Book Review: The Faith Instinct: How Religion Evolved & Why It Endures by Nicholas Wade
Review by Bruce Bower
By Science News
Several recent best sellers in the natural and social sciences have portrayed religious belief as irrational and even downright harmful. In his new book, Wade gives faith a reprieve. He argues that religion served crucial purposes in ancient societies and, via evolution, became ingrained in the human brain.

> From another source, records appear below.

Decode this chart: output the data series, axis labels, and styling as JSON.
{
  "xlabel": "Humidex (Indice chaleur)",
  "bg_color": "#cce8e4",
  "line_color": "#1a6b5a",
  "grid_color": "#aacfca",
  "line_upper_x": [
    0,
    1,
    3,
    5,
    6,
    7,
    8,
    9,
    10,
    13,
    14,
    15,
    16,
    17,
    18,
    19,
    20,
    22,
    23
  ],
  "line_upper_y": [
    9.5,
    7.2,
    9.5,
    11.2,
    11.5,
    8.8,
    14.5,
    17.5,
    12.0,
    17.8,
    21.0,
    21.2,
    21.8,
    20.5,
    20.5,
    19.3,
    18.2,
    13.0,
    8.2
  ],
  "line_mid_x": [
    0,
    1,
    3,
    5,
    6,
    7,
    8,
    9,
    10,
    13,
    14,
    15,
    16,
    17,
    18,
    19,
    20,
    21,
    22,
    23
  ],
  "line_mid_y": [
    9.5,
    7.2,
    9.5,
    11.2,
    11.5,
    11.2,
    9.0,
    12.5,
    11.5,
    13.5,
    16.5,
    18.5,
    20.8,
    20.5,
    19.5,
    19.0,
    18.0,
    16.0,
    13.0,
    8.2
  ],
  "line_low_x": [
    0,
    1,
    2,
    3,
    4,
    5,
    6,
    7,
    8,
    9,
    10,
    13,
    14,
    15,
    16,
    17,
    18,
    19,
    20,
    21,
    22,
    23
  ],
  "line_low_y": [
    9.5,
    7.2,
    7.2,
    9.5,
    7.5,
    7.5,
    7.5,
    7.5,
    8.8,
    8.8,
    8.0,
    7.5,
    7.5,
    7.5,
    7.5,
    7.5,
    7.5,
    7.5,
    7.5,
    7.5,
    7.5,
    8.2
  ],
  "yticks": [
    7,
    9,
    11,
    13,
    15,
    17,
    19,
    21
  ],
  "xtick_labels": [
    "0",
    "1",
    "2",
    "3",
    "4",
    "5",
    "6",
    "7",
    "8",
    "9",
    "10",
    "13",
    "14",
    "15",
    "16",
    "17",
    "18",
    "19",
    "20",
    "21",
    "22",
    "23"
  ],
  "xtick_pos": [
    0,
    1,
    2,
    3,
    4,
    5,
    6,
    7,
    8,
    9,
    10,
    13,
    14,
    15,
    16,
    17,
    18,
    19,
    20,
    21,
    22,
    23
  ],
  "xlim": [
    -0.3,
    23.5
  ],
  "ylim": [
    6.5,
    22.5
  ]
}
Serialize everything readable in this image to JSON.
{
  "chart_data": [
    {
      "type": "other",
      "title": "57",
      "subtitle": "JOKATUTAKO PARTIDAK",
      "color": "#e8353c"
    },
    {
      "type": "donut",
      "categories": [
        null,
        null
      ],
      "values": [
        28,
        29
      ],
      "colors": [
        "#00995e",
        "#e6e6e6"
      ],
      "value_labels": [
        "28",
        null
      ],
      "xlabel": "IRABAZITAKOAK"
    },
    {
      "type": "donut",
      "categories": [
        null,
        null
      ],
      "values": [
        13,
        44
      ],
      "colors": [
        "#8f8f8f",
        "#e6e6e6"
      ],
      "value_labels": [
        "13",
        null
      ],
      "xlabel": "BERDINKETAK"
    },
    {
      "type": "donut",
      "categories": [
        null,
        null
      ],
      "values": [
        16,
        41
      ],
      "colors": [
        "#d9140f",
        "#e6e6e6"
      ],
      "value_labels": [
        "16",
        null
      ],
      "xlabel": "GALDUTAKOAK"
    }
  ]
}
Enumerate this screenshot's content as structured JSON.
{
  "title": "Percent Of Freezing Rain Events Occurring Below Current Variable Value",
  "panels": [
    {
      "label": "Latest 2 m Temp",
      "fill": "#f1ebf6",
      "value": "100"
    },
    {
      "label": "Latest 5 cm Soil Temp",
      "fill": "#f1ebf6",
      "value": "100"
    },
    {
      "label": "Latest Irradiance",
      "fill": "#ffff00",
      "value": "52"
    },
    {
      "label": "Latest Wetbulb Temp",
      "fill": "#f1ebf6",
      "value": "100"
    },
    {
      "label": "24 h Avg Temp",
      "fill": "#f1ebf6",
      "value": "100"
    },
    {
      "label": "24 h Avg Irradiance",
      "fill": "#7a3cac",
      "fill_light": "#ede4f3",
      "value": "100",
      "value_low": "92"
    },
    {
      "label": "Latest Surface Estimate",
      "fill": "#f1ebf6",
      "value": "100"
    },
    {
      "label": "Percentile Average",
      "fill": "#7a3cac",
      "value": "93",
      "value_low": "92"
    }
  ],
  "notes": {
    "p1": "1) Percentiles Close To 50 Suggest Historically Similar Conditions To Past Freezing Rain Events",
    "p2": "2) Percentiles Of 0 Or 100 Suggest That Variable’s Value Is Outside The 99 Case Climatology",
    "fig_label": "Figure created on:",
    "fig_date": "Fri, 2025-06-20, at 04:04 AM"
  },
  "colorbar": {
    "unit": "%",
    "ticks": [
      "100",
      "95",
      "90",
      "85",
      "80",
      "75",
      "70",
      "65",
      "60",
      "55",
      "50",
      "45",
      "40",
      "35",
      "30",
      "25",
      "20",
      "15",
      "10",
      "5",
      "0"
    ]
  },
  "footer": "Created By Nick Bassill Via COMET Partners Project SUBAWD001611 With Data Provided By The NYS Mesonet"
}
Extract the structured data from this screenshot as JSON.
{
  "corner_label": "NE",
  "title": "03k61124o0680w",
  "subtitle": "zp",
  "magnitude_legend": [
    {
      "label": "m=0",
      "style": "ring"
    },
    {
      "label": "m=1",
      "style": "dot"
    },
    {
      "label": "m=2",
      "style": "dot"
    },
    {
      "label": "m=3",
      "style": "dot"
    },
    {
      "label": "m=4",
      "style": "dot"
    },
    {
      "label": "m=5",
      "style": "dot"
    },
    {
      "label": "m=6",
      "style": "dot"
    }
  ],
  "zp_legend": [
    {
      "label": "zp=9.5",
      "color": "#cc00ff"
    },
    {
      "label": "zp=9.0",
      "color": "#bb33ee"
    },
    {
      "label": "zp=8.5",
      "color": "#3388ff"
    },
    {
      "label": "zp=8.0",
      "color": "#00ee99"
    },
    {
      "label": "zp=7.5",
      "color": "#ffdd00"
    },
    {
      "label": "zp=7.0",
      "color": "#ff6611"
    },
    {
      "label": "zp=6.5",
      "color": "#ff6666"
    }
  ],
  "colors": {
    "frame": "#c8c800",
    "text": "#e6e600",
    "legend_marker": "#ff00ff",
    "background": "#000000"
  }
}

Wade offers a respectful outlook on humanity’s faith in gods and supernatural powers, while not shying away from the darker side of religious convictions, including wars and inquisitions. But his notion that natural selection equipped human brains with an innate system for learning religion is speculative.
Beginning at least 50,000 years ago, bands of hunter-gatherers acted according to religious rules and rituals, Wade proposes. Religion fostered moral standards that held groups together. The societies that benefited most from the unifying power of shared beliefs outcompeted rivals and thus left more survivors, Wade writes, and so genes underlying a brain-based “faith instinct” proliferated.
Wade, a science journalist, grounds his ideas on two controversial assumptions: that natural selection acts on groups, not just individuals, and that genes can provide the basis for faith.
Wade’s thesis will generate at least as much dispute as has the notion of a language instinct, which he also embraces. Beliefs in higher powers may get built from basic forms of interpersonal and social learning, not from a preset brain circuit, some social scientists argue. Heaven knows, some fascinating research lies ahead.
Penguin Press, 2009, 320 p., $25.95.